Thursday, March 25, 2010

Also, he eats crayons.

This is Bullie. I'm watching him right now as I type this. He's just getting a drink, not doing anything spectacular. In a moment, he'll finish and wander around until he remembers his bed. As I'm watching him, he's swaying, shifting his find around, losing and regaining his balance, wobbling. And there he goes, down the hall. His bed isn't there; he'll remember that in a minute.

He loves to nest, to kick the stuffing out of the pile of blankets he sleeps on. He prefers to arrange things so that his head is elevated. He can watch us moving without needing to do more than open his eyes.

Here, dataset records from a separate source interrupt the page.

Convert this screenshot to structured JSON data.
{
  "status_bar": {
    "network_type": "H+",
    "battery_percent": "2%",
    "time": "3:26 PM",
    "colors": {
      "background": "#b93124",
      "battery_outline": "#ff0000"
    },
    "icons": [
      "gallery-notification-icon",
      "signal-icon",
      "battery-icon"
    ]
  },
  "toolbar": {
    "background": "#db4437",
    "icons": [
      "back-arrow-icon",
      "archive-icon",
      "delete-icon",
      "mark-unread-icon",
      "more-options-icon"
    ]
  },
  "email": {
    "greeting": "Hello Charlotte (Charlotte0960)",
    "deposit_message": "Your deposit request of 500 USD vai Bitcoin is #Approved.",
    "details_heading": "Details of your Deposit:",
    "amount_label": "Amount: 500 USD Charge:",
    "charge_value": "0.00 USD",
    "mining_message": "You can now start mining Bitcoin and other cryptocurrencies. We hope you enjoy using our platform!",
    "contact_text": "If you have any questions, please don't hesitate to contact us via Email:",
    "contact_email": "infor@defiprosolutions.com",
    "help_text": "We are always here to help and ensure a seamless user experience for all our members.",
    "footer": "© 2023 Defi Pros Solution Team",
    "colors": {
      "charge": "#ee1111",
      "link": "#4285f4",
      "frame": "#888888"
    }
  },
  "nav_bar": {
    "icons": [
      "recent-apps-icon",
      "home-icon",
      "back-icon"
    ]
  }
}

About three years ago, I saw a post on a greyhound forum about an emergency foster situation nearby. The only information I have is this: Bullie had his own apartment. His owner of six years was first hospitalized and then, after surviving, placed in rehabilitation. It's my understanding a kind landlady spent a couple of weeks walking him once or twice a day and making sure he had food and water. When she could no longer assume that responsibility, she called a rescue.

The idea of a shy old boy of eight years, already lonely and uncertain, having to spend time in an adoption kennel just broke my heart. He's not one of those young playful showy dogs that has a chance at getting homed immediately. No one wanted him to end there, alone. The rescue folks were so compassionate. He was close, so I shrugged and said we'd foster him.

Ha ha ha. Right. Dummy. We decided pretty quickly he was better off staying with us than getting shuffled around again. And he just has not been any trouble.

He's a little senile, we think. He growls anxiously at Lanie and Drive, for no reason we can discern. He stumbles. His hind end sinks like the Lusitania. He's constantly high on Tramadol these days, and we know we're witnessing his sunset. I am so glad he'll see even just a little of the summer. Nothing has ever made him happier than lying in the sunshine. He has that greyhound quirk of lying down wherever the hell he feels like it, regardless of what I am trying to do.

Like walk him, for example.

His affection for us is an honor.


  1. We're experiencing something similar and your words ring so true! Lilac came to us as a seven and a half year old brood, who is now fourteen and a half. She wakes us up at night, apparently just because she can, but she is the sweetest love bug! She's always done what she wants, when she wants and without any shame. I love the grand old dame! I hope Bullie enjoys many pleasant days in the sun!

  2. That was beautiful. Nuff' said.

  3. He's such a sweet looking boy. I'm glad he gets to live a quiet happy life with you day after day.